MANILA — President Rodrigo Duterte reiterated he would prioritize police officers, military personnel, and poor families in the government’s vaccination rollout against COVID-19.
The announcement meant government could veer away from the health department and the pandemic task force’s initial plan to inoculate health workers first from the virus.
During the President’s visit to Kuta Heneral Teodulfo Bautista Headquarters in Sulu on Friday, he said he was worried that the government would not be able to function properly with infected armed personnel.
"‘Yung lahat sabi ko una ‘yung mga mahirap. Iyon talagang mga mahirap na isang tuka, isang kahig. Unahin ko ‘yon pati ‘yung uniformed service kasi eh kung paano kung magkasakit itong lahat. Paano — how can we function a government with a sick soldier or policeman in your midst," he said.
(Poor people should be prioritized, then the uniformed servicemen because the government function can not function with a sick soldier or policeman.)
In November, the DOH released a list that showed frontline health workers -- both in the public and private sectors -- senior citizens, and poor Filipinos are among those prioritized to be vaccinated against the COVID-19 under the current proposal of the government.
Soldiers and policemen only placed 5th on the DOH’s priority list.
Vaccine czar Sec. Carlito Galvez, in the same month, said that about 35 million people were in the government's vaccination priority list, including frontliners and the elderly.

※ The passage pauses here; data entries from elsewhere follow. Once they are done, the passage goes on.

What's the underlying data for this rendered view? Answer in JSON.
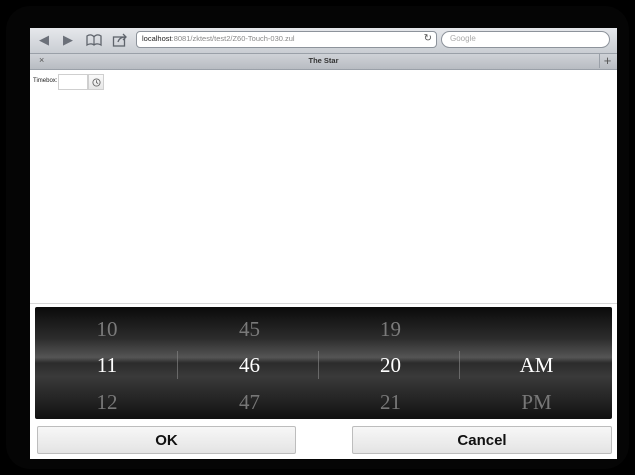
{
  "browser": {
    "url_host": "localhost",
    "url_path": ":8081/zktest/test2/Z60-Touch-030.zul",
    "search_placeholder": "Google",
    "tab_close": "×",
    "tab_title": "The Star",
    "tab_add": "+"
  },
  "page": {
    "timebox_label": "Timebox:",
    "timebox_value": ""
  },
  "picker": {
    "hour": {
      "prev": "10",
      "selected": "11",
      "next": "12"
    },
    "minute": {
      "prev": "45",
      "selected": "46",
      "next": "47"
    },
    "second": {
      "prev": "19",
      "selected": "20",
      "next": "21"
    },
    "ampm": {
      "prev": "",
      "selected": "AM",
      "next": "PM"
    }
  },
  "buttons": {
    "ok": "OK",
    "cancel": "Cancel"
  }
}
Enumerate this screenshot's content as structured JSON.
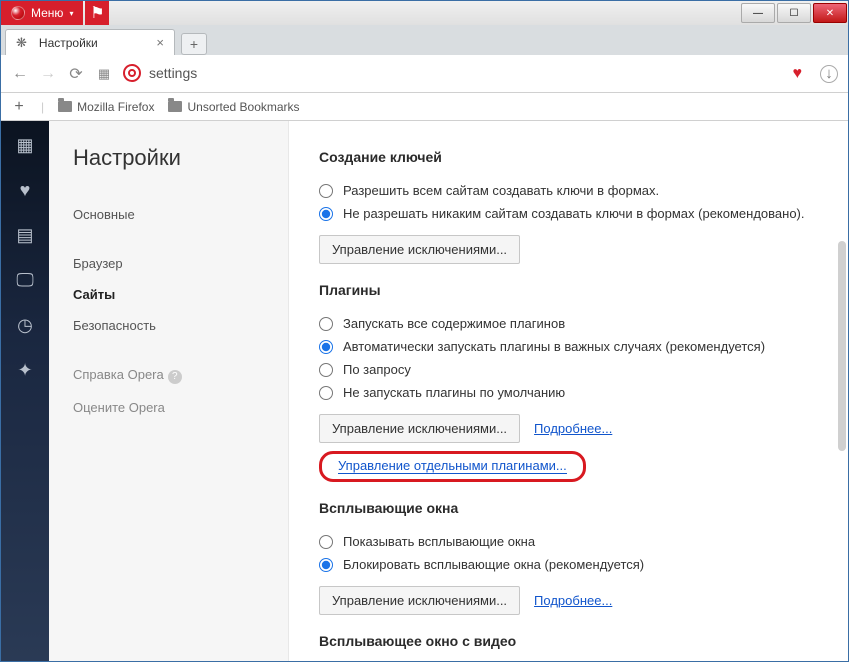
{
  "window": {
    "menu": "Меню"
  },
  "tab": {
    "title": "Настройки"
  },
  "address": {
    "value": "settings"
  },
  "bookmarks": {
    "folder1": "Mozilla Firefox",
    "folder2": "Unsorted Bookmarks"
  },
  "sidebar": {
    "title": "Настройки",
    "items": [
      "Основные",
      "Браузер",
      "Сайты",
      "Безопасность"
    ],
    "help": "Справка Opera",
    "rate": "Оцените Opera",
    "activeIndex": 2
  },
  "sections": {
    "keys": {
      "title": "Создание ключей",
      "opt_allow": "Разрешить всем сайтам создавать ключи в формах.",
      "opt_deny": "Не разрешать никаким сайтам создавать ключи в формах (рекомендовано).",
      "btn": "Управление исключениями..."
    },
    "plugins": {
      "title": "Плагины",
      "opt_run_all": "Запускать все содержимое плагинов",
      "opt_auto": "Автоматически запускать плагины в важных случаях (рекомендуется)",
      "opt_ondemand": "По запросу",
      "opt_never": "Не запускать плагины по умолчанию",
      "btn": "Управление исключениями...",
      "more": "Подробнее...",
      "manage_link": "Управление отдельными плагинами..."
    },
    "popups": {
      "title": "Всплывающие окна",
      "opt_show": "Показывать всплывающие окна",
      "opt_block": "Блокировать всплывающие окна (рекомендуется)",
      "btn": "Управление исключениями...",
      "more": "Подробнее..."
    },
    "video": {
      "title": "Всплывающее окно с видео"
    }
  }
}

But the chief executive in November echoed his past statements for prioritizing police and military personnel when the country's vaccination starts, emphasizing that the country needs a healthy armed personnel.
During Friday’s speech, Duterte said he would also talk to Galvez to include soldiers’ families in the vaccination program.

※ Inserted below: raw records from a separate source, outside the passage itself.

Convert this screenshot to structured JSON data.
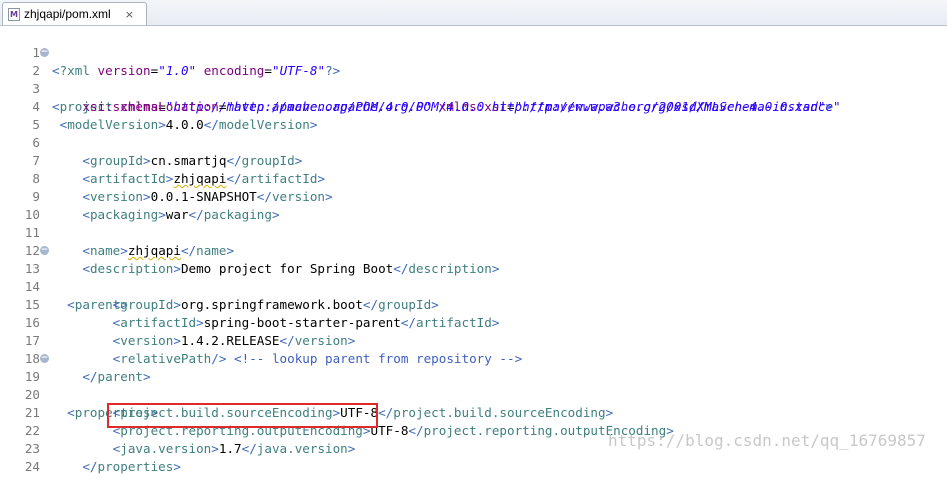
{
  "tab": {
    "title": "zhjqapi/pom.xml",
    "icon": "xml-file-icon",
    "close": "×",
    "icon_letter": "M"
  },
  "lines": [
    {
      "n": "1"
    },
    {
      "n": "2"
    },
    {
      "n": "3"
    },
    {
      "n": "4"
    },
    {
      "n": "5"
    },
    {
      "n": "6"
    },
    {
      "n": "7"
    },
    {
      "n": "8"
    },
    {
      "n": "9"
    },
    {
      "n": "10"
    },
    {
      "n": "11"
    },
    {
      "n": "12"
    },
    {
      "n": "13"
    },
    {
      "n": "14"
    },
    {
      "n": "15"
    },
    {
      "n": "16"
    },
    {
      "n": "17"
    },
    {
      "n": "18"
    },
    {
      "n": "19"
    },
    {
      "n": "20"
    },
    {
      "n": "21"
    },
    {
      "n": "22"
    },
    {
      "n": "23"
    },
    {
      "n": "24"
    }
  ],
  "code": {
    "l1_decl": "?xml",
    "l1_version_attr": "version",
    "l1_version_val": "\"1.0\"",
    "l1_enc_attr": "encoding",
    "l1_enc_val": "\"UTF-8\"",
    "l2_tag": "project",
    "l2_xmlns_attr": "xmlns",
    "l2_xmlns_val": "\"http://maven.apache.org/POM/4.0.0\"",
    "l2_xsi_attr": "xmlns:xsi",
    "l2_xsi_val": "\"http://www.w3.org/2001/XMLSchema-instance\"",
    "l3_attr": "xsi:schemaLocation",
    "l3_val": "\"http://maven.apache.org/POM/4.0.0 http://maven.apache.org/xsd/maven-4.0.0.xsd\"",
    "modelVersion_tag": "modelVersion",
    "modelVersion_val": "4.0.0",
    "groupId_tag": "groupId",
    "groupId_val": "cn.smartjq",
    "artifactId_tag": "artifactId",
    "artifactId_val": "zhjqapi",
    "version_tag": "version",
    "version_val": "0.0.1-SNAPSHOT",
    "packaging_tag": "packaging",
    "packaging_val": "war",
    "name_tag": "name",
    "name_val": "zhjqapi",
    "description_tag": "description",
    "description_val": "Demo project for Spring Boot",
    "parent_tag": "parent",
    "p_groupId_val": "org.springframework.boot",
    "p_artifactId_val": "spring-boot-starter-parent",
    "p_version_val": "1.4.2.RELEASE",
    "relativePath_tag": "relativePath",
    "relativePath_comment": "<!-- lookup parent from repository -->",
    "properties_tag": "properties",
    "src_enc_tag": "project.build.sourceEncoding",
    "src_enc_val": "UTF-8",
    "rep_enc_tag": "project.reporting.outputEncoding",
    "rep_enc_val": "UTF-8",
    "java_tag": "java.version",
    "java_val": "1.7"
  },
  "watermark": "https://blog.csdn.net/qq_16769857"
}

“So ang sunod niyan is — mauna kayo. And if the Secretary Galvez would — sabihin ko sa kanya kasali na ‘yung pamilya ninyo. Magpunta ‘yung mag-inject sa mga kampo, tuturukan pati ‘yung mga anak ninyo,” Duterte said.
“So ito lahat libre ito . . . Libre ‘to. So that you would depend . . . Para hindi kayo mag-worry kung nandiyan na na ano kayang mangyari. Eh ano ito — this is a very vicious microbe,” he added.

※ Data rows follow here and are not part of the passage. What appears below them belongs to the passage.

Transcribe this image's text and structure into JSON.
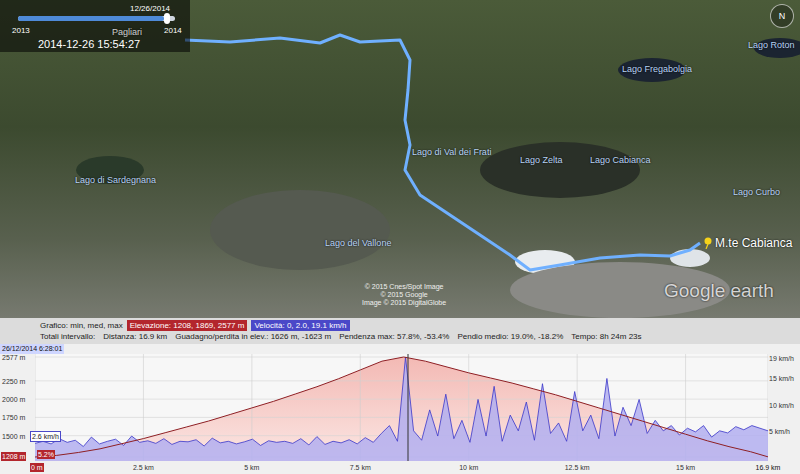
{
  "window": {
    "title": "Google Earth"
  },
  "time_slider": {
    "date": "12/26/2014",
    "start": "2013",
    "end": "2014",
    "level": 0.93,
    "timestamp": "2014-12-26 15:54:27"
  },
  "compass": {
    "label": "N"
  },
  "map": {
    "labels": [
      {
        "text": "Pagliari",
        "kind": "place"
      },
      {
        "text": "Lago Roton",
        "kind": "lake"
      },
      {
        "text": "Lago Fregabolgia",
        "kind": "lake"
      },
      {
        "text": "Lago di Val dei Frati",
        "kind": "lake"
      },
      {
        "text": "Lago Zelta",
        "kind": "lake"
      },
      {
        "text": "Lago Cabianca",
        "kind": "lake"
      },
      {
        "text": "Lago Curbo",
        "kind": "lake"
      },
      {
        "text": "Lago di Sardegnana",
        "kind": "lake"
      },
      {
        "text": "Lago del Vallone",
        "kind": "lake"
      },
      {
        "text": "M.te Cabianca",
        "kind": "peak"
      }
    ],
    "credits": [
      "© 2015 Cnes/Spot Image",
      "© 2015 Google",
      "Image © 2015 DigitalGlobe"
    ],
    "logo": "Google earth"
  },
  "profile_header": {
    "graph": "Grafico: min, med, max",
    "elevation": "Elevazione: 1208, 1869, 2577 m",
    "speed": "Velocità: 0, 2.0, 19.1 km/h",
    "totals": [
      "Totali intervallo:",
      "Distanza: 16.9 km",
      "Guadagno/perdita in elev.: 1626 m, -1623 m",
      "Pendenza max: 57.8%, -53.4%",
      "Pendio medio: 19.0%, -18.2%",
      "Tempo: 8h 24m 23s"
    ]
  },
  "chart": {
    "cursor": {
      "time": "26/12/2014 6:28:01",
      "speed": "2.6 km/h",
      "slope": "5.2%",
      "distance_km": 8.6
    },
    "elevation_ticks": [
      {
        "label": "2577 m",
        "kind": "plain"
      },
      {
        "label": "2250 m",
        "kind": "plain"
      },
      {
        "label": "2000 m",
        "kind": "plain"
      },
      {
        "label": "1750 m",
        "kind": "plain"
      },
      {
        "label": "1500 m",
        "kind": "plain"
      },
      {
        "label": "1208 m",
        "kind": "min"
      }
    ],
    "speed_ticks": [
      "19 km/h",
      "15 km/h",
      "10 km/h",
      "5 km/h"
    ],
    "distance_ticks": [
      {
        "label": "0 m",
        "kind": "start"
      },
      {
        "label": "2.5 km",
        "kind": "plain"
      },
      {
        "label": "5 km",
        "kind": "plain"
      },
      {
        "label": "7.5 km",
        "kind": "plain"
      },
      {
        "label": "10 km",
        "kind": "plain"
      },
      {
        "label": "12.5 km",
        "kind": "plain"
      },
      {
        "label": "15 km",
        "kind": "plain"
      },
      {
        "label": "16.9 km",
        "kind": "end"
      }
    ],
    "elevation": {
      "distance_km": [
        0,
        0.5,
        1,
        1.5,
        2,
        2.5,
        3,
        3.5,
        4,
        4.5,
        5,
        5.5,
        6,
        6.5,
        7,
        7.5,
        8,
        8.5,
        9,
        9.5,
        10,
        10.5,
        11,
        11.5,
        12,
        12.5,
        13,
        13.5,
        14,
        14.5,
        15,
        15.5,
        16,
        16.5,
        16.9
      ],
      "elevation_m": [
        1208,
        1230,
        1270,
        1320,
        1390,
        1460,
        1540,
        1620,
        1700,
        1790,
        1880,
        1970,
        2070,
        2170,
        2280,
        2400,
        2520,
        2577,
        2520,
        2440,
        2360,
        2290,
        2220,
        2140,
        2060,
        1970,
        1880,
        1790,
        1700,
        1610,
        1520,
        1430,
        1350,
        1280,
        1210
      ]
    },
    "speed_kmh": [
      2.6,
      3,
      2.5,
      3.5,
      2.8,
      3.2,
      2,
      3.8,
      2.5,
      3,
      3.4,
      2.2,
      4,
      2.8,
      3.1,
      2.6,
      3.5,
      2.4,
      3,
      2.9,
      3.3,
      2.1,
      3.6,
      2.7,
      3,
      2.5,
      2.9,
      3.4,
      2.2,
      3.1,
      2.8,
      3,
      2.6,
      3.5,
      2.3,
      3.9,
      2.4,
      3,
      2.7,
      3.3,
      2.5,
      3.7,
      2.8,
      4.5,
      6,
      3,
      19.1,
      5,
      3.2,
      9,
      4,
      12,
      3.5,
      7,
      2.8,
      11,
      4,
      13.5,
      3,
      8,
      5,
      10.5,
      3.2,
      14,
      4.5,
      6.5,
      3,
      12.5,
      5,
      8,
      3.5,
      15,
      4,
      9.5,
      6,
      11,
      4.5,
      7,
      5,
      6,
      4.2,
      5.5,
      4.8,
      6,
      3.8,
      5,
      4.6,
      5.8,
      5.2,
      6,
      5.5,
      5
    ]
  }
}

(You will be the first. And I will tell Sec. Galvez to include your family, your children, and I will ask those people who would administer the vaccine to go directly to the camps. This will be free so you won’t worry if something happens to you because of COVID-19.)
Late last year, Duterte, in a televised speech, said that some members of the Armed Forces of the Philippines (AFP) have been vaccinated by Sinopharm’s COVID-19 vaccine.
Interior Secretary Eduardo Año and the military later confirmed that some members of the Presidential Security Group were among those inoculated, causing public outcry over unauthorized vaccination and allegations of “favoritism.”